The Liverpool Irish Festival’s theme of “exchange” is embedded in the story of Mrs Shaw Herself. Both Payne-Townshend and Shaw exchanged Ireland for England, but never lost a sense of their roots. They were prominent in support of a united Ireland and of Roger Casement. As Irish Protestants in a sea of Englishness their outsider status brought with it an independent, if not downright maverick stance to life and matters; it is this element that many love in Shaw’s plays. Charlotte exchanged -as did George- a life-long suspicion of marriage for a compromise in what seems to be a celibate, but ultimately loving and supportive relationship. He did not exchange, however, her feminist stance and her determination to use her fortune -in part- to better the lives of women and, most importantly, to create systems for that. The care she took in supervising her scholarships at the LSE and the London School of Medicine is quite astounding. Whilst researching the play, Leighton and Tierney were given access to the wonderful collection at the LSE of photos taken by Shaw. You get a real sense of partnership and affection through the pictures; this between two very independent people.

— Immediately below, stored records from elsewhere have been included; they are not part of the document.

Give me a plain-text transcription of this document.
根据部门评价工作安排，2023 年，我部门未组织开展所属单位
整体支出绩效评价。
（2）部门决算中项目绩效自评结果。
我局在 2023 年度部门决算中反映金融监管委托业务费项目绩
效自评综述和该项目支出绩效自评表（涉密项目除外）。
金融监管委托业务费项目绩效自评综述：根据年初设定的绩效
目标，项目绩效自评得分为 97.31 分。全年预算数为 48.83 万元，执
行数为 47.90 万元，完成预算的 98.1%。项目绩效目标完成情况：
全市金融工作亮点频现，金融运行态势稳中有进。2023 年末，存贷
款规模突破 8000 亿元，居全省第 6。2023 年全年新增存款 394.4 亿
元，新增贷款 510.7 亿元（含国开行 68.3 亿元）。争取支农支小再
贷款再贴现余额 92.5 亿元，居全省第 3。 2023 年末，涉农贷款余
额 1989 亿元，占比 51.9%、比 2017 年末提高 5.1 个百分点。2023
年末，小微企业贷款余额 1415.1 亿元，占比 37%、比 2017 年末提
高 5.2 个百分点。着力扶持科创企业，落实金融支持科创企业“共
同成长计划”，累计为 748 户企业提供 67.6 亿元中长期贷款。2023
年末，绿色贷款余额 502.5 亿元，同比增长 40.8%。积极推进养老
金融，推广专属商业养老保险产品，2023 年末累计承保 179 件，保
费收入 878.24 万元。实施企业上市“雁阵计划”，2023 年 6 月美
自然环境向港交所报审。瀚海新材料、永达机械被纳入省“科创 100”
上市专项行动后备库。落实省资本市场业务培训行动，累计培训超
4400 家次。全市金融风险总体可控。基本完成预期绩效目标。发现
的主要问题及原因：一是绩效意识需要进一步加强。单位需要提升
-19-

Mrs Shaw Herself has been performed in many locations; cathedrals, theatres, libraries, centres and even at the wedding of Charlotte’s great-great niece Elisabeth Townshend. It was good to hear Charlotte’s words ring out in the Shaw Library for a conference on women at our LSE performance and at the church in Shaw’s home village of Ayot at which the organ, which Shaw occasionally played, sounded at Charlotte’s funeral scene as described in Shaw’s letters. We have taken the show to various festivals including Bloomsbury, Edinburgh, Crouch End, Watford and Bury St Edmunds, but it is wonderful now to bring an online version of the show to the Liverpool Irish Festival. Do come and hear the voice of the woman who was not only Mrs Shaw Herself, but so much more.